ClearView investment analyst Jessica Schlosser looks at what happened in global markets in the June quarter and considers the outlook for Australian shares.

Global markets felt the impact of political uncertainty in the June quarter. In Europe, the election of French president Emmanuel Macron and the strong performance of Angela Merkel’s Christian Democratic Union in German elections helped ease concerns of a spreading populist antiglobalisation movement.

During the quarter, the MSCI Europe Index rose 7.4 per cent, supported by subsiding political risk, improved corporate earnings and a stronger economic backdrop.

Brazil’s economic recovery also hit a road bump with the country’s long running political corruption scandal embroiling President Temer.

In Asia, North Korea’s nuclear missile program continued to cause tension although it’s not expected to affect equity markets as long as the US and China continue to cooperate on the matter. While the Chinese share market rose 6 per cent in the quarter, China is increasingly conscious of its financial fragility due to the country’s high corporate debt and the government’s links to their corrupt shadow banking system.
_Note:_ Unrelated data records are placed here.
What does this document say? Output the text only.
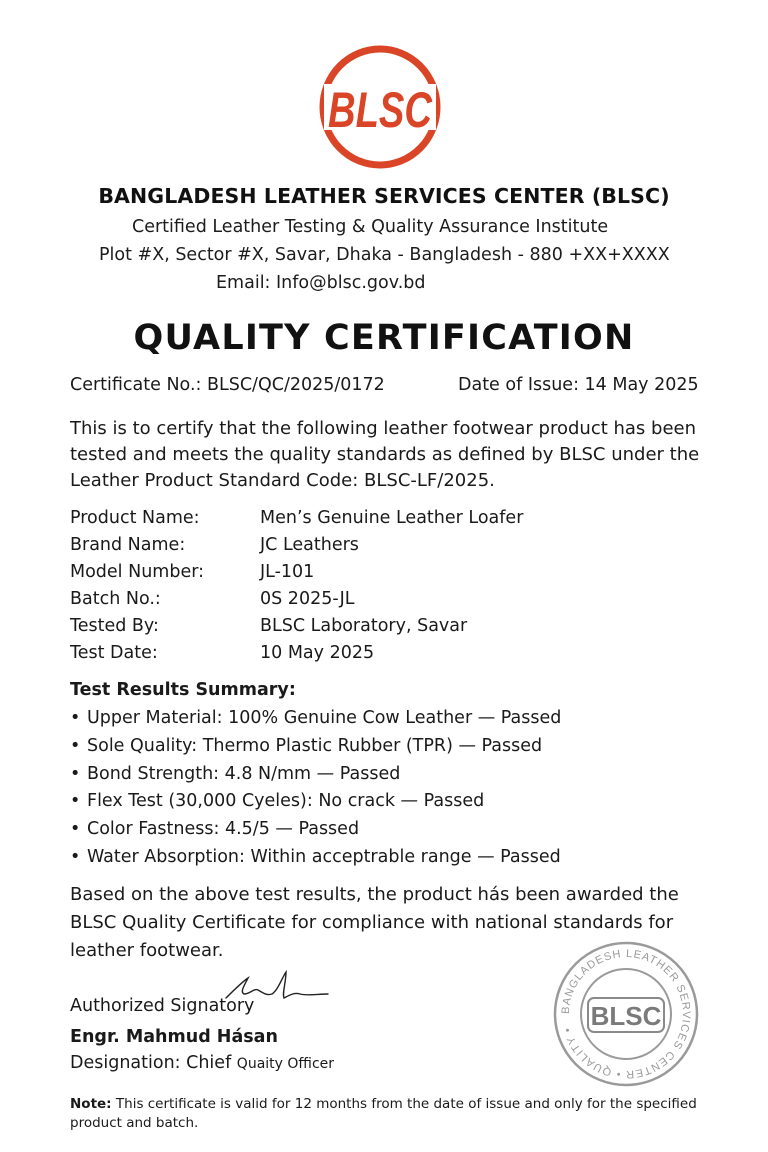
BLSC
BANGLADESH LEATHER SERVICES CENTER (BLSC)
Certified Leather Testing & Quality Assurance Institute
Plot #X, Sector #X, Savar, Dhaka - Bangladesh - 880 +XX+XXXX
Email: Info@blsc.gov.bd
QUALITY CERTIFICATION
Certificate No.: BLSC/QC/2025/0172	Date of Issue: 14 May 2025
This is to certify that the following leather footwear product has been tested and meets the quality standards as defined by BLSC under the Leather Product Standard Code: BLSC-LF/2025.
Product Name:	Men’s Genuine Leather Loafer
Brand Name:	JC Leathers
Model Number:	JL-101
Batch No.:	0S 2025-JL
Tested By:	BLSC Laboratory, Savar
Test Date:	10 May 2025
Test Results Summary:
• Upper Material: 100% Genuine Cow Leather — Passed
• Sole Quality: Thermo Plastic Rubber (TPR) — Passed
• Bond Strength: 4.8 N/mm — Passed
• Flex Test (30,000 Cyeles): No crack — Passed
• Color Fastness: 4.5/5 — Passed
• Water Absorption: Within acceptrable range — Passed
Based on the above test results, the product hás been awarded the BLSC Quality Certificate for compliance with national standards for leather footwear.
Authorized Signatory
Engr. Mahmud Hásan
Designation: Chief Quaity Officer
BANGLADESH LEATHER SERVICES CENTER • QUALITY • BLSC
Note: This certificate is valid for 12 months from the date of issue and only for the specified product and batch.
In the United States, Congress’ inability to make meaning fiscal changes – demonstrated by its decision to push big infrastructure spending and tax reform out to 2018 – has led to support for the Trump administration declining. While the chance of a US stock market crash is minimal, US equities remained overvalued as at June 30, 2017 and face a potential correction.

Outlook for Australian shares

Fortunately, Australia hasn’t been affected by the global political uncertainty surrounding the Brexit fallout. However, questions about the direction of the Australian economy are emerging. The minor iron ore rally in the second half of the 2016 calendar year helped push the domestic share market higher but iron ore prices have since come down due to growing stockpiles in China. Furthermore, domestic construction activity is beginning to slow.

Weak wage growth continues to be a concern, especially given the increasing cost of essential services like electricity and gas. This, combined with rising interest rates and tighter credit conditions, leaves Australians at risk of a credit and cash flow crunch.

Still, Australia has an extremely resilient economy. It has recorded 103 consecutive quarters without a recession. Australia now holds the record for the longest run of uninterrupted growth in the developed world, according to the Australian Bureau of Statistics.

The economy’s adjustment to the end of the mining boom in 2013 is largely attributable to a weaker Australian dollar which supports exports and tourism, and makes Australia a more attractive destination for foreign students. New South Wales and Victoria have picked up some of the slack by increasing investment in non-mining industries by 10 per cent annually, while immigration has contributed to population growth and consumer demand.

That said, the Australian government and Reserve Bank of Australia appear to be running out of options to boost the economy. They managed to avoid the GFC by introducing various stimulus packages but these packages cost the government dearly and that burden is still evident. Further stimulus in the event of a downturn is unlikely. On top of that, taking the cash rate below 1.5 per cent will have minimal impact, evidenced by the impact in Europe which has had negative rates for some time.

While the Australian economy may be able to stave off a correction with continued immigration and expansion of non-mining industries, there are concerns it may be a case of delaying the inevitable.